Preuve s’il en fallait des nouveaux enjeux économiques et symboliques de ces remasterisations haut de gamme de jeux – rappelons-le – récents et non oubliés par l’histoire technologique, l’annonce officielle de la sortie d’une version next-gen du monstre Grand Theft Auto V a eu lieu pendant la conférence Sony de l’E3 2014. Bien qu’attendue par l’industrie, le choc des conditions de l’annonce fut tel que l’hypothèse d’une exclusivité PS4 de GTAV a même fait tourner à vide les médias quelques heures avant que Rockstar ne confirme une sortie simultanée sur Xbox One et PC. Rockstar n’ayant pas pour habitude de surexploiter ses productions singulières couvées pendant des années, la réédition en super HD de GTAV ne peut qu’être respectueuse de la gigantesque communauté de fans de la série. Mais avec plus de 35 millions d’exemplaires du jeu vendus sur Xbox 360 et PS3, cette édition de luxe conduit forcément à une évidence : elle visera un grand pourcentage de gamers ayant déjà acheté le jeu sur last-gen. Les conditions tarifaires pour passer à la version next-gen de GTAV ne sont pas encore officialisées (versions PS4 et Xbox One affichées à ce jour plein tarif à 60 €) mais en revanche Rockstar a confirmé que les sauvegardes PS3 et Xbox 360 (progression du jeu principal et multi) seront transférables sur PC, PS4 et Xbox One. Pour obtenir totalement le respect des joueurs-consommateurs prêts à jouer le jeu, les « remasterisations » pourraient commencer en effet par là.

À lire, 1ère partie…
Le business des remastérisations next-gen : racket ou réhabilitation artistique ? 1/2


Remasterisations next-gen : le tsunami opportuniste

En 2014, face à un calendrier frugal de jeux next-gen originaux et de nombreux reports à 2015, les rééditions dites remasterisées sur consoles next-gen ont pris la vedette. Blockbusters et jeux indés réédités se succèdent pour combler le vide et faire valoir les nouvelles consoles. *

Déjà sortis…

  • Tomb Raider : Definitive Edition
  • Dead Nation : Apocalypse Edition
  • flOw
  • Flower
  • Fez
  • PixelJunk Shooter Ultimate
  • Another World 20e anniversaire
  • Guacamelee!
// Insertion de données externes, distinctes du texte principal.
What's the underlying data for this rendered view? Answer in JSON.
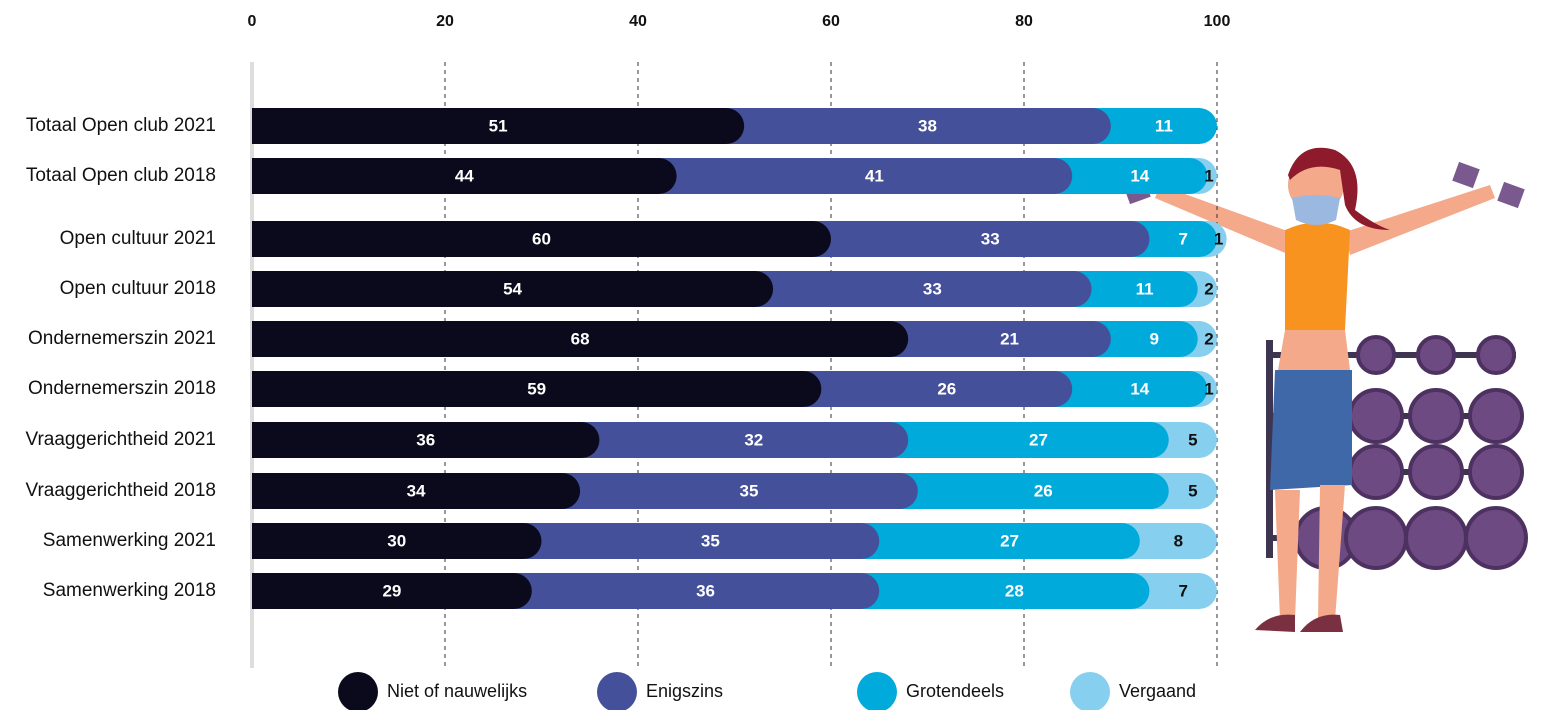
{
  "chart_data": {
    "type": "stacked-bar",
    "categories": [
      "Totaal Open club 2021",
      "Totaal Open club 2018",
      "Open cultuur 2021",
      "Open cultuur 2018",
      "Ondernemerszin 2021",
      "Ondernemerszin 2018",
      "Vraaggerichtheid 2021",
      "Vraaggerichtheid 2018",
      "Samenwerking 2021",
      "Samenwerking 2018"
    ],
    "series": [
      {
        "name": "Niet of nauwelijks",
        "color": "#0b0a1c",
        "values": [
          51,
          44,
          60,
          54,
          68,
          59,
          36,
          34,
          30,
          29
        ]
      },
      {
        "name": "Enigszins",
        "color": "#45509a",
        "values": [
          38,
          41,
          33,
          33,
          21,
          26,
          32,
          35,
          35,
          36
        ]
      },
      {
        "name": "Grotendeels",
        "color": "#00aadb",
        "values": [
          11,
          14,
          7,
          11,
          9,
          14,
          27,
          26,
          27,
          28
        ]
      },
      {
        "name": "Vergaand",
        "color": "#87cfef",
        "values": [
          null,
          1,
          1,
          2,
          2,
          1,
          5,
          5,
          8,
          7
        ]
      }
    ],
    "xlim": [
      0,
      100
    ],
    "xticks": [
      0,
      20,
      40,
      60,
      80,
      100
    ],
    "grid": true
  }
}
Super Turbo Championship Edition
  • Oddworld : New ’n’ Tasty
  • The Last of Us Remastered

Prochainement…

  • Metro Redux
  • Halo : The Master Chief Collection
  • Minecraft
  • Grand Theft Auto V
  • Grim Fandango HD
  • Resident Evil
  • Sleeping Dogs

Rumeurs…

  • Beyond Two Souls Director’s Cut
  • The Unfinished Swan
  • Mass Effect Trilogy
  • Call of Duty : Modern Warfare Collection
  • Journey

* Liste non exhaustive, des annonces tombent chaque semaine


François Bliss de la Boissière

(Publié en sept-oct 2014 dans le bimestriel Games)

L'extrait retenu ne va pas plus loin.